The 2025 World Food Prize has been announced to be awarded to Dr. Mariangela Hungria, whose outstanding scientific advances in biological nitrogen fixation have contributed greatly to transforming soil health and crop nutrition sustainability in tropical agriculture. 

Dr. Hungria believed that using bacteria to provide nitrogen could reduce the environmental impact of agriculture and reduce reliance on expensive imported fertilizers. Through decades of research and development at Brazil's National Soy Center (Embrapa Soja), she isolated bacterial strains and tested their potential to promote plant growth. Existing studies in the United States, Australia, and Europe had shown that a single inoculation of soybeans did not produce the expected yields that were comparable to those achieved with chemical fertilizers. However, Dr. Hungria demonstrated that beneficial bacteria in the soil could be readily utilized by inoculating soybeans every growing season, and that re-inoculation every season ultimately increased yields by 8% compared to traditional chemical fertilizers.

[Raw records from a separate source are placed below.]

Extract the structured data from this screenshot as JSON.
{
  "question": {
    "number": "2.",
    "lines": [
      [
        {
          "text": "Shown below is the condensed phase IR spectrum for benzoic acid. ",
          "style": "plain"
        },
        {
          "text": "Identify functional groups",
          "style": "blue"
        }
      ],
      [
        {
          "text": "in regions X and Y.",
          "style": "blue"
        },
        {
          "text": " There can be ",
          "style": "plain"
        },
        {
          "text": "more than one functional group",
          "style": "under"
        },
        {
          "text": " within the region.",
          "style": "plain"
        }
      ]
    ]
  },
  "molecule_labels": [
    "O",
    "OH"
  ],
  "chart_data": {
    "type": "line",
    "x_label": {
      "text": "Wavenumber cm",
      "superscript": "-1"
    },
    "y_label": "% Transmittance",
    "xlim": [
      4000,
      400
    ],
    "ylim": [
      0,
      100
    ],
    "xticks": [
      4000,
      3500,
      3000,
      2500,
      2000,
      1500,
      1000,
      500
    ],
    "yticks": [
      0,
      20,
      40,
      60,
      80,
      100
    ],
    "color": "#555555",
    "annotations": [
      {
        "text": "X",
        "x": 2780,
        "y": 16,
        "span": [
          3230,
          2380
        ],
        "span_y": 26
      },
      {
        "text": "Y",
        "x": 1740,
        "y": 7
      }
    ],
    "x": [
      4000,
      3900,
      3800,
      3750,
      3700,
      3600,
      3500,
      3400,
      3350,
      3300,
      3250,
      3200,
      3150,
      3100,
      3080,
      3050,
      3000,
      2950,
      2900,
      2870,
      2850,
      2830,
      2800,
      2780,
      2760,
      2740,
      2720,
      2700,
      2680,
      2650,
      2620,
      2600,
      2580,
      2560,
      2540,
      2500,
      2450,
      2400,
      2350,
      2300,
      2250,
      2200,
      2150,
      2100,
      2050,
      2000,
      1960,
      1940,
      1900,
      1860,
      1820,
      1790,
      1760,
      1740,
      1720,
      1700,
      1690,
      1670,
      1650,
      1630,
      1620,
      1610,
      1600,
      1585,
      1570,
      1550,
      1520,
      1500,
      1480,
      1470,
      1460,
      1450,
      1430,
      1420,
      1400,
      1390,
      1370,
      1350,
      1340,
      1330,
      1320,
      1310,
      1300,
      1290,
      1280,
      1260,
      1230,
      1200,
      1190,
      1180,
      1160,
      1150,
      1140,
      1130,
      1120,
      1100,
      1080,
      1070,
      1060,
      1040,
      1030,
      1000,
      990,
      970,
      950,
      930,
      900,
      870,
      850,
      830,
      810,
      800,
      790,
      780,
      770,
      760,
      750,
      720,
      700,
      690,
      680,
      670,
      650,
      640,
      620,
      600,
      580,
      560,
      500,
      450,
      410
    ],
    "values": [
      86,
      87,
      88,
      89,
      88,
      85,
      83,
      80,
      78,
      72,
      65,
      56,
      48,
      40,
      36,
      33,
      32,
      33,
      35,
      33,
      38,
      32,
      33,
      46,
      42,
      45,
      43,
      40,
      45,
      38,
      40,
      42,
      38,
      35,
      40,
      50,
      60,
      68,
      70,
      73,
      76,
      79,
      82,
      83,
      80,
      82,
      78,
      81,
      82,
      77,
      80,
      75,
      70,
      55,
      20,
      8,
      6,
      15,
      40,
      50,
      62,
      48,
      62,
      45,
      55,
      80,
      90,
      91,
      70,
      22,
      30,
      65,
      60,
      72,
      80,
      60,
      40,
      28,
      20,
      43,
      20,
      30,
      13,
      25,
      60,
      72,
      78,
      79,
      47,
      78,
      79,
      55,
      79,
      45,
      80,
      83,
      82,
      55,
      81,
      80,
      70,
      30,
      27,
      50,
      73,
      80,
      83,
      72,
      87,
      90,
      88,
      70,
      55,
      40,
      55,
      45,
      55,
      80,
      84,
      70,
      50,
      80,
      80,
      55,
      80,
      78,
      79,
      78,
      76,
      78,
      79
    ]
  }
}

She led the development of over 30 microbial technologies, including beneficial bacteria applied to seeds and soil, for major crops such as soybean, bean, corn, wheat, rice, and pasture.

She took a “basics to applications” approach to soil microbiology, from studying bacterial evolution to developing microbial inoculants for farmers. She participated in field days, led extension trainings, and wrote technical brochures and the first Portuguese manual on tropical soil microbiology. These helped manufacturers adopt methodologies and protocols for inoculant production, and microbial inoculants quickly became popular among soybean growers. Today, the technology is used annually on 85% of Brazil’s soybean area, more than 30 million hectares, the highest inoculant adoption rate in the world.

Her research has contributed greatly to Brazil becoming a world leader in the commercial use of biological inoculants. The technologies she and her research group developed have been adopted around the world, including on more than 40 million hectares of farmland in Brazil. These innovations have saved Brazilian farmers approximately $25 billion a year in input costs, reduced emissions by 230 million tons of CO2 equivalent, and increased yields that would not have been possible with synthetic nitrogen fertilizer alone. This and other scientific advances have propelled Brazil to become one of the world's leading soybean producers and exporters, and laid the foundation for the country's agricultural and economic growth over the past few decades.